A long-time resident of San Francisco, California, England uses the artful city as the backdrop and inspiration for her fourth album. In fact, England spent two years capturing the sights and the sounds of the city by carrying around a handheld recorder and integrating what she recorded into the songs. For Bay Area residents, the bucket drumming that opens “Street Life” is a street performance on Market Street, and ambient noises were recorded on late night walks through North Beach.
England is sensitive to the world. She feels through the things she sees and can so vividly recreate the richness and emotion of an experience. There is this layer of being awake, the exhilaration of seeing what we see when we step outdoors, to bond through our experiences together when we let the sizzle of our surroundings breathe life into us and take us away.
To produce Explorer of the World, England once again teamed up with Grammy award-winning producer Dean Jones. The album was also co-produced with Dave Winer from Justin Roberts and the Not Ready for Naptime Players. The result is a very eclectic composition that mixes electro and acoustic melodies and harmonies with a rhythmic blend of funk and beats. This new dynamic is a very fitting dimension to England’s smooth sound.
So whether we pretend to be a sushi chef, pack up a bag to climb Mt. Everest, make a map of our neighborhood, visit where our parents grew up, or actually fly to another land and step through a new culture, we have the power to experience life together as a family, treasuring every moment little by little. Those are memories that will change us, strengthen bonds, and last far beyond the time Poseidon the dragon was born.
Bonus activity: Be an explorer! Listen closely to England’s lyrics that offer fun suggestions to dive deeper into the adventures right outside your door. Watch for England’s accompanying activity book (expected May 2016).
- Neighborhood Map: Make a map of your neighborhood. Draw in the houses. Fill in the trees. What about cars and their colors? Shrubs, animals, fences, mailboxes, kids, sidewalk cracks, neighborhood oddities and fixtures? Go home and draw your version of your neighborhood map and compare to your family members’ map. Discuss the ways you see things in similar and different ways.
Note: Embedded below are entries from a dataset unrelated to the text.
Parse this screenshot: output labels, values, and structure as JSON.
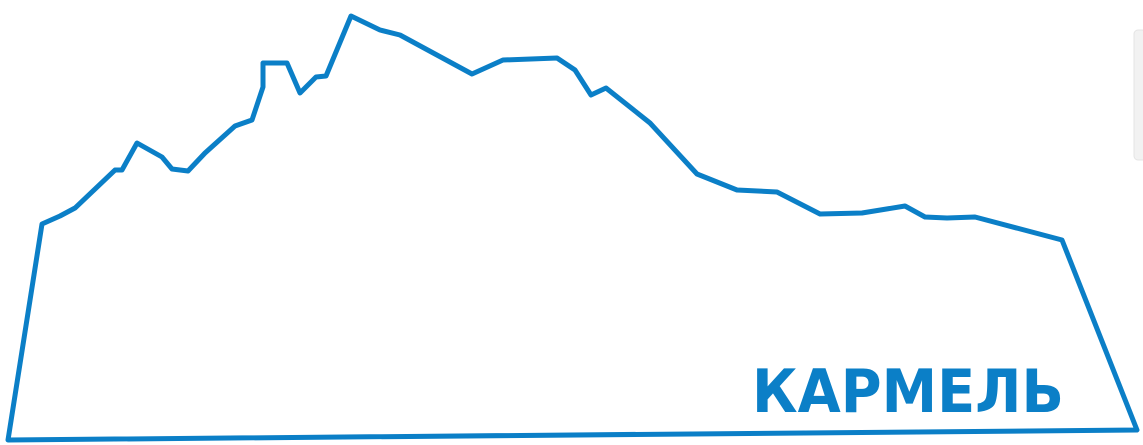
{
  "logo": {
    "text": "КАРМЕЛЬ"
  }
}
- Quiet Observation: Take a camera and notebook on a walk. Spend 10-20 minutes walking silently (depending on your children’s ages) and observe the things you pass every day until you find at least three patterns you’ve never noticed before. Look for shapes. Look for color. Talk about the patterns. Take notes. Take photos of the patterns.
- Neighborhood History: Find out who has lived on your street the longest. Interview them. What has changed? What’s better? What’s worse?
- People Watching: Sit on a bench in a public area or silently walk through your town or city. Listen to the people walking by. What are they saying? Write a story about who they are and where they’re going.
- Family Meeting: Arrange a time for a family meeting. Bring a calendar. Have each family member name a place he or she really wants to go this year. Maybe the museum, the waterpark, the train stations, the zoo, camping trip, kayaking, the mountains, the ocean. Decide what’s realistic and write it down (whether it’s today, tomorrow, this year or in the near future).